Por su parte, la parte final adquiere cierta herencia del universo de Dickens, en la medida de incidir en un componente siniestro y de persecución, pese a mostrar episodios tan divertidos, como el intento de pedir un préstamo al dirigente de un banco, al que obsequian con unos puros que, en realidad, son salchichas que han cogido erróneamente de su puesto ambulante. El crescendo se prolongará con la huida de la pareja en su propio y desvencijado apartamento, tanto del banco en el que has sustraído unos miles de dólares, como de los responsables del orfanato que quieren hacerse cargo de la custodia de la niña. Serán unos minutos donde no dejaremos de divertirnos con las tribulaciones de Laurel y Hardy en su propio apartamento. El primero, intentando inútilmente esconderse en los sitios más inverosímiles. Por su parte, Hardy sufrirá la tremenda caída por un montacargas averiado. La película concluirá, en apariencia, con un Happy End, que se verá, una vez más, transgredido, con la inesperada presencia de ese irascible cocinero que se la tenía jurada a nuestros cómicos.

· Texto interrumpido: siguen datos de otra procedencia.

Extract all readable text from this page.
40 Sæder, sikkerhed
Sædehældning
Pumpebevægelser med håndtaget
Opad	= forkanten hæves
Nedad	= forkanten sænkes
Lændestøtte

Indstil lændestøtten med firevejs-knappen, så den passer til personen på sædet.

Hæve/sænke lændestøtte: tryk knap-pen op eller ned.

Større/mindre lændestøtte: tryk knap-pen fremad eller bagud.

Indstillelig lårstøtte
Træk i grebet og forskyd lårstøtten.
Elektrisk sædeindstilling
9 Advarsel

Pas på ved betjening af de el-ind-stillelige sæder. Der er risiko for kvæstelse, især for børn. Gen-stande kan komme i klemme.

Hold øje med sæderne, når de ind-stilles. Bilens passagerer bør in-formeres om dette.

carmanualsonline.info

No se quiera ver en PACK UP YOUR TROUBLES alarde narrativo alguno. Más allá de cierto apelmazamiento visual, lo cierto es que nos encontramos ante una película al servicio de la pareja cómica y, como tal, está funciona de manera admirable. Resulta pasmoso, más de nueve décadas después, comprobar esa mixtura cómica, de infalible eficacia, en momentos como los ya citados, o en otros en teoría de peligrosa tendencia melodramática, como la pelea que les hará vencer al poco recomendable sujeto que cuida de la peor manera posible a esa niña, que nuestros protagonistas acogen. Es el universo, perenne en su magia, de dos de las personalidades cinematográficas que más he admirado siempre; Stan Laurel y Oliver Hardy.